In the fall of 2012, composer and pianist Michael Coleman (chris cohen, tUnE-yArDs, Beep!, CavityFang) began recording himself alone in his rehearsal studio in Oakland, CA. Out of this small room filled with casio keyboards, curious synths, abandoned percussion, and disreputable guitars, Michael Rocketship emerged. The name captures the uninhibited and slightly mischievous nature of Coleman's unpredictable pop songwriting, which calls to mind the best of Deerhoof, Captain Beefheart, SMiLE-era Beach Boys, and acid-balladeer Rodd Keith.
“Coming back to New York after being gone for 15 years, I realized that this is a strange reality,” says Brooklyn-native Coleman. “In New York, you're being exposed to so many things that people will just dismiss it if it doesn’t come strong—if it's not ready then there's no space for it. In the Bay, it's a small scene so everyone's just kind of doing their own thing, developing their own different ways. Everyone becomes weirdos because that's what you think is normal, which I really love and appreciate. The musical personality is strange because of it. For me that was a major influence, the idea that you can have lots of time and space to let ideas develop."

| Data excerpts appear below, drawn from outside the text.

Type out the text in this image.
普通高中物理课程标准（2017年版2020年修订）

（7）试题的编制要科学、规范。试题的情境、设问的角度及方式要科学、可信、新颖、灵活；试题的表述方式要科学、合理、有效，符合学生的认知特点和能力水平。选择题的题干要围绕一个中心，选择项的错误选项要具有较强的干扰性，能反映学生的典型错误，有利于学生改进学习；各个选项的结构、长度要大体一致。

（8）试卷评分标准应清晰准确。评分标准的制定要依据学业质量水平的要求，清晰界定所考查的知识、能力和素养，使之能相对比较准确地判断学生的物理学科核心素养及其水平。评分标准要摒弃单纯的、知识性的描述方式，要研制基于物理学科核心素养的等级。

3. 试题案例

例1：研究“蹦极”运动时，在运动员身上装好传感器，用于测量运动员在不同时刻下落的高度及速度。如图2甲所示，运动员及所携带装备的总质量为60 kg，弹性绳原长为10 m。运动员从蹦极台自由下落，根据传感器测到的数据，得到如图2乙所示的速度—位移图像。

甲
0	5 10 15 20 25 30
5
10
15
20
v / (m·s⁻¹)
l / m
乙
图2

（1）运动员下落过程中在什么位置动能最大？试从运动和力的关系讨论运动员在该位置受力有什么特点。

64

After returning to Brooklyn, Michael set up a makeshift studio in his parent's bedroom, setting up a variety of pedals, amps, ancient drum machines and whatever else was around. “It was more like a writing workshop than meant to be a record, but my idea was to write a song every day for a month. And no matter what it was, I wasn't going to judge anything until later,” Rocketship describes. “I would sit at the keyboard and play some chords and be like, I got a song, and then write the lyrics immediately. Whatever came out of my mouth in the demo, that was the lyric. I wanted it to be really off-the-cuff, like no thinking, which made it really improvisational, which I enjoy.”
Following these preliminary shotgun studio sessions, Coleman spent a week up in Cape Cod re-recording and augmenting the demos: “so the songs are either just recordings that I did in five minutes that I liked the way they sounded, or I spent a day on them. And then I mixed them all in 48 hours—so the whole thing was completely insane.”
On April 6, Figure & Ground releases these songs in final form as Michael Rocketship’s debut LP The Meaning of Love, comprising 11 original tracks written, performed, mixed, and produced by Coleman. In his words, “the thematic material of the album is being alienated from the places you live and how stupid our society seems to have become."
The Meaning of Love follows a long series of seven self-released Rocketship EPs that feature an assortment of musicians and bands. All of the EPs were recorded and/or mixed by Michael at Figure 8 Recording, a studio he manages in Prospect Heights. Beyond Rocketship Reality, Michael Coleman’s discography runs deep and runs wide. After touring as Chris Cohen’s keyboard player for a year and a half, Michael now performs primarily with Sam Evian, Ian Davis: Rock Band, and Renata Zeiguer, who created a stop-motion video for the album’s first single, “Smith, St. John & Pierre.”